- Edward Paisnel's mugshot
- Born: Edward John Louis Paisnel 7 May 1925 Grouville, Jersey
- Died: 29 July 1994 (aged 69) Isle of Wight
- Other name: Beast of Jersey
- Occupation: Builder
- Spouse: Joan Paisnel
- Convictions: 13 counts of assault, rape and sodomy
- Criminal penalty: 30 years imprisonment

= Edward Paisnel =

Jersey serial sex offender

Edward John Louis Paisnel (7 May 1925 – 29 July 1994), dubbed the Beast of Jersey, or the Devil of Jersey, was a notorious sex offender, burglar, and serial assaulter who terrorised the Channel Island of Jersey
between 1957 and 1971. He entered homes at night dressed in a rubber mask and nail-studded wristlets, attacking women and children.

Suspicion for the attacks initially fell on eccentric agricultural worker and fisherman Alphonse Le Gastelois, who was arrested but released because of a lack of evidence. Public suspicion remained so strong, however, that Le Gastelois' cottage was burnt down in an act of arson. Le Gastelois, fearing for his life, fled to Les Écréhous where he spent 14 years in self-imposed exile on La Marmotière as the second self-styled king of the Écréhous despite being cleared of suspicion when the attacks of the Beast of Jersey continued unabated.

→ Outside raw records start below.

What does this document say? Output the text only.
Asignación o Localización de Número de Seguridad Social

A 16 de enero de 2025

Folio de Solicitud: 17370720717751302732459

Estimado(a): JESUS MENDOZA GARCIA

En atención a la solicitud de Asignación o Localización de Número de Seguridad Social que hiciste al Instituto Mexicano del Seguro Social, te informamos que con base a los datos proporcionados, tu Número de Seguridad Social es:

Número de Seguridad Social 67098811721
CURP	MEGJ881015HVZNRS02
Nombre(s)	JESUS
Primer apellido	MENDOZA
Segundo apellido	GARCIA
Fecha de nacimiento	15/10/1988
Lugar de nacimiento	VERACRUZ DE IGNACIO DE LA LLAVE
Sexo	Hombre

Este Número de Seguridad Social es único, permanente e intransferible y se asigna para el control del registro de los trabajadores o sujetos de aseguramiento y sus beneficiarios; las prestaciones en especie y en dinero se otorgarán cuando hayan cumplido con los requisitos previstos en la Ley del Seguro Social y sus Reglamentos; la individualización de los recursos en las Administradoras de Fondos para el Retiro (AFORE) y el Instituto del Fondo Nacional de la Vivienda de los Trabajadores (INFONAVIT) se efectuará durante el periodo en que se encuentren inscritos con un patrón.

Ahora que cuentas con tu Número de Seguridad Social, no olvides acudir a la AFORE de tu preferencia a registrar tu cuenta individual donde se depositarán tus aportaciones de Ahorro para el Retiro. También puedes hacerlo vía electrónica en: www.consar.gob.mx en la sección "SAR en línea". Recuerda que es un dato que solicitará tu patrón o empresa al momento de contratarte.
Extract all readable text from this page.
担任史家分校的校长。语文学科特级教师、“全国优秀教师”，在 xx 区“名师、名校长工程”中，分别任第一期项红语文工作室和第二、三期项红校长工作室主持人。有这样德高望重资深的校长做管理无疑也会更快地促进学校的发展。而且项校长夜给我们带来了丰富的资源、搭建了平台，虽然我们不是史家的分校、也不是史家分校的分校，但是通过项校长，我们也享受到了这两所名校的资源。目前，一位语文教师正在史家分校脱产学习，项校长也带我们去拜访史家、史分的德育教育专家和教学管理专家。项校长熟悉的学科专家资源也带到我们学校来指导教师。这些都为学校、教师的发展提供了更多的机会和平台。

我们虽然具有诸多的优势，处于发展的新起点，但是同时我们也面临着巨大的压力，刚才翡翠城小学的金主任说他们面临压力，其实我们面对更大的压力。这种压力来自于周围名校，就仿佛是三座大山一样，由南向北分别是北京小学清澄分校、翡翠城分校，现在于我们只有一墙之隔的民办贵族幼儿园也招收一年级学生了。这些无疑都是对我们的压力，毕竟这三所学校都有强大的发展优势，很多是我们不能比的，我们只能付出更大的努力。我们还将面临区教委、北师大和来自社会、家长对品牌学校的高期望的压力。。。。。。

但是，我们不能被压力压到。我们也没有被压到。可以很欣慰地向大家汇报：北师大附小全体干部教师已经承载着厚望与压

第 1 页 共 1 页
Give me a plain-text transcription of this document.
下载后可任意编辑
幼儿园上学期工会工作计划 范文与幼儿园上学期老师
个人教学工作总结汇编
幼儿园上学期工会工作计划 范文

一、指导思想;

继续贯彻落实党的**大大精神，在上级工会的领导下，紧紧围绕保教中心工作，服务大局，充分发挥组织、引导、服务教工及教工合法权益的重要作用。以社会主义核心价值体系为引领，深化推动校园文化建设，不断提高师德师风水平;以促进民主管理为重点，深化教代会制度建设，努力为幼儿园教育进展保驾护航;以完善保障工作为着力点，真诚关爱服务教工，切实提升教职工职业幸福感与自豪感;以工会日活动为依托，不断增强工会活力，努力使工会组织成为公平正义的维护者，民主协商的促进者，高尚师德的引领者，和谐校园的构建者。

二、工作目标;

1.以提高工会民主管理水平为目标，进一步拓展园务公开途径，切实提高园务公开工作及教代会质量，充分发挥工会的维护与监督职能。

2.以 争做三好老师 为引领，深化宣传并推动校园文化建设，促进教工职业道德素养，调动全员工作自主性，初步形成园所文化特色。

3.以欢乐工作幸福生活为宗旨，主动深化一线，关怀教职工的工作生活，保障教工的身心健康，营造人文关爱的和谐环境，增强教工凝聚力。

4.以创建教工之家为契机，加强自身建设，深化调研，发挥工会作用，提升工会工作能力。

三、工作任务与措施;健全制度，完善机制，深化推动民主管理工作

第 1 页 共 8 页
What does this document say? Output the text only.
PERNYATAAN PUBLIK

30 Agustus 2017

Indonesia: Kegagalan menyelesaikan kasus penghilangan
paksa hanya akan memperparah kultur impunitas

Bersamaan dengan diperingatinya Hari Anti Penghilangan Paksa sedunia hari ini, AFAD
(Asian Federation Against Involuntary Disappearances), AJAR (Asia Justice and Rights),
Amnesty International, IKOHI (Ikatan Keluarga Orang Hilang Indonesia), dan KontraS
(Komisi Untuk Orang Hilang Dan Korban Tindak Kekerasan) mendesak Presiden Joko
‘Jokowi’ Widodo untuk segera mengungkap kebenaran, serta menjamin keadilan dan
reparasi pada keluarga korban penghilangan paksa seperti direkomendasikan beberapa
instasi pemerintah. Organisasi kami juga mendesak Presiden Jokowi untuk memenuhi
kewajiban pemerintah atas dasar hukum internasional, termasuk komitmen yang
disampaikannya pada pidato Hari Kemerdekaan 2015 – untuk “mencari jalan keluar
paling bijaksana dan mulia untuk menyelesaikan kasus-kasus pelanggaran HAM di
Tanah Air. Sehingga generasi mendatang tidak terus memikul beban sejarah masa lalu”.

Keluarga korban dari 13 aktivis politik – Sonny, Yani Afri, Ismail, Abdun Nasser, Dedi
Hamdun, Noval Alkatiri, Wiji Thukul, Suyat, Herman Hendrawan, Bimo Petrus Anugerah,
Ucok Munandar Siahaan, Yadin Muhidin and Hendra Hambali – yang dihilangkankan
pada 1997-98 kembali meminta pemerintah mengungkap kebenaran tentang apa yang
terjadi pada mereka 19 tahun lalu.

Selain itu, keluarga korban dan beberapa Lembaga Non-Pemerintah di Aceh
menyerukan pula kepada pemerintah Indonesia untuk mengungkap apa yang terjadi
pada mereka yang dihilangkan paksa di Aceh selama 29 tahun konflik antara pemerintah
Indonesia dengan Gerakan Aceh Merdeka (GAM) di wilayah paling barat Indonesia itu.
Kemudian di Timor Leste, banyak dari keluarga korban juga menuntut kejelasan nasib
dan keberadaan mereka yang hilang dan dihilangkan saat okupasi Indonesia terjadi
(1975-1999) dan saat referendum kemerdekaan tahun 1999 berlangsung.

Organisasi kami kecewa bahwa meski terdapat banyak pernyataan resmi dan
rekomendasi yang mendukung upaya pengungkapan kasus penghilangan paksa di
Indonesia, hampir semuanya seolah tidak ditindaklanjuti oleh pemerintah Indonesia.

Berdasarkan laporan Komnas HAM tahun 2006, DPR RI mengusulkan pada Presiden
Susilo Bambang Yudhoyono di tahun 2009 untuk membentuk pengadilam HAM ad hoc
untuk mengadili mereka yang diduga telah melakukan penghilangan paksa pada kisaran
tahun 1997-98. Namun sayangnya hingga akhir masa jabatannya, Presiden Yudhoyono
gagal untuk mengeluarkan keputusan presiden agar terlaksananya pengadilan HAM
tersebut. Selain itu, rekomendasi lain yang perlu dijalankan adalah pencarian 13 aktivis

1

== Capture and conviction ==

On 17 July 1971 Edward Paisnel was stopped by the police after running a red traffic light and then attempting to evade police pursuit. In the car, which he had stolen earlier that evening, police discovered several pointed sticks and elements of his "Beast" costume. In December 1971 he was convicted of 13 counts of assault, rape and sodomy and sentenced to 30 years in prison.

== Biography ==
His wife, Joan Paisnel, was the founder of a community home in Jersey where, at her request, he once played Santa Claus.

In 1972 his wife Joan Paisnel wrote the book The Beast of Jersey (published by NEL Paperbacks, ISBN 978-0450017179).

After the trial, freelance journalist Alan Shadrake became Joan Paisnel's literary agent, and ghost-wrote a first person article with John Lisners which was published in the Sunday Mirror under the title "The Beauty & the Beast" with a photograph of Mrs Paisnel, in a ballet dance pose in white, and a police photo of her husband wearing the mask which he wore when he kidnapped and assaulted his victims. One source, however, reports that at the trial it was stated that Paisnel never wore the mask during his attacks.

== Later life ==

Edward Paisnel returned to Jersey briefly following his release from prison on 13 July 1991, but moved away due to the strength of local feeling against him. He died on the Isle of Wight on 29 July 1994.

== Popular culture ==

- Paisnel's crimes inspired the 2017 British psychological thriller Beast starring Jessie Buckley and Johnny Flynn.